= Pseudoscientific language comparison =

Form of pseudo-scholarship

Pseudoscientific language comparison is a form of pseudo-scholarship that aims to establish historical associations between languages by naïve postulations of similarities between them.

While comparative linguistics also studies how languages are historically related, linguistic comparisons are deemed pseudoscientific when they do not follow the established practices. Pseudoscientific language comparison is usually performed by people with little or no specialization in the field of comparative linguistics. It is a widespread type of linguistic pseudoscience.

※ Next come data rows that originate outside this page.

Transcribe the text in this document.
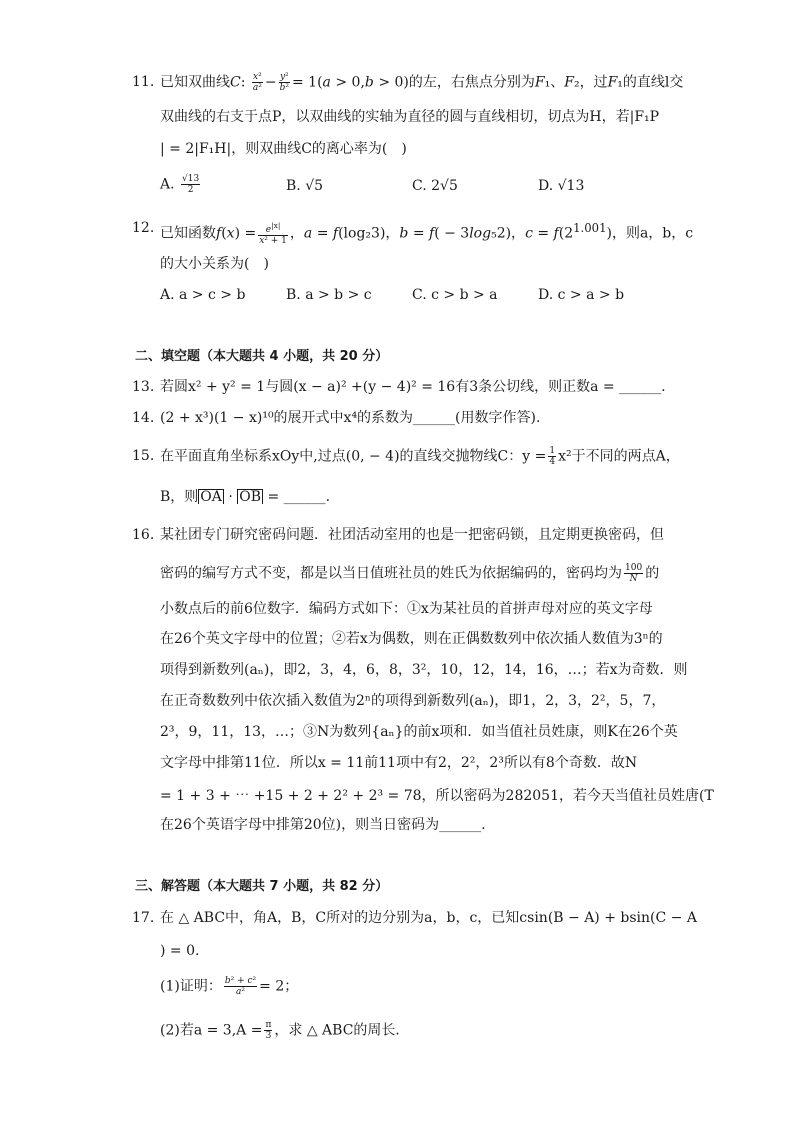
11. 已知双曲线C: $\frac{\text{x²}}{\text{a²}} - \frac{\text{y²}}{\text{b²}} = 1(a > 0,b > 0)$的左，右焦点分别为F₁、F₂，过F₁的直线l交
双曲线的右支于点P，以双曲线的实轴为直径的圆与直线相切，切点为H，若|F₁P
| = 2|F₁H|，则双曲线C的离心率为(　)
A. $\frac{√13}{2}$	B. √5	C. 2√5	D. √13
12. 已知函数$f(x) = \frac{e^{|x|}}{\text{x² + 1}}$ ，a = f(log₂3)，b = f( − 3log₅2)，$c = f(2^{1.001})$，则a，b，c
的大小关系为(　)
A. a > c > b	B. a > b > c	C. c > b > a	D. c > a > b
二、填空题（本大题共 4 小题，共 20 分）
13. 若圆x² + y² = 1与圆(x − a)² +(y − 4)² = 16有3条公切线，则正数a = ______.
14. (2 + x³)(1 − x)¹⁰的展开式中x⁴的系数为______(用数字作答).
15. 在平面直角坐标系xOy中,过点(0, − 4)的直线交抛物线C：$y = \frac{1}{4} x^2$于不同的两点A，
B，则 OA · OB = ______.
16. 某社团专门研究密码问题．社团活动室用的也是一把密码锁，且定期更换密码，但
密码的编写方式不变，都是以当日值班社员的姓氏为依据编码的，密码均为 $\frac{100}{N}$ 的
小数点后的前6位数字．编码方式如下：①x为某社员的首拼声母对应的英文字母
在26个英文字母中的位置；②若x为偶数，则在正偶数数列中依次插人数值为3ⁿ的
项得到新数列(aₙ)，即2，3，4，6，8，3²，10，12，14，16，…；若x为奇数．则
在正奇数数列中依次插入数值为2ⁿ的项得到新数列(aₙ)，即1，2，3，2²，5，7，
2³，9，11，13，…；③N为数列{aₙ}的前x项和．如当值社员姓康，则K在26个英
文字母中排第11位．所以x = 11前11项中有2，2²，2³所以有8个奇数．故N
= 1 + 3 + ⋯ +15 + 2 + 2² + 2³ = 78，所以密码为282051，若今天当值社员姓唐(T
在26个英语字母中排第20位)，则当日密码为______.
三、解答题（本大题共 7 小题，共 82 分）
17. 在 △ ABC中，角A，B，C所对的边分别为a，b，c，已知csin(B − A) + bsin(C − A
) = 0.
(1)证明： $\frac{\text{b² + c²}}{\text{a²}} = 2$；
(2)若$a = 3,A = \frac{\pi}{3}$ ，求 △ ABC的周长．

The most common method applied in pseudoscientific language comparisons is to search different languages for words that sound and mean alike. Such similarities often seem convincing to laymen, but linguistic scientists see this kind of comparison as unreliable for two primary reasons. First, the criterion of similarity is subjective and thus not subject to verification or falsification, which runs against scientific principles. Second, because there are so many words, it is easy to find coincidental similarities.

Because of its lack of reliability, the method of searching for isolated similar words is rejected by nearly all comparative linguists (however, see mass comparison for a controversial method that operates by similarity). Instead, experts use the comparative method. This means that they search for consistent patterns between the languages' phonology, grammar and core vocabulary. This technique helps linguists to figure out whether the hypothesized relatedness really exists.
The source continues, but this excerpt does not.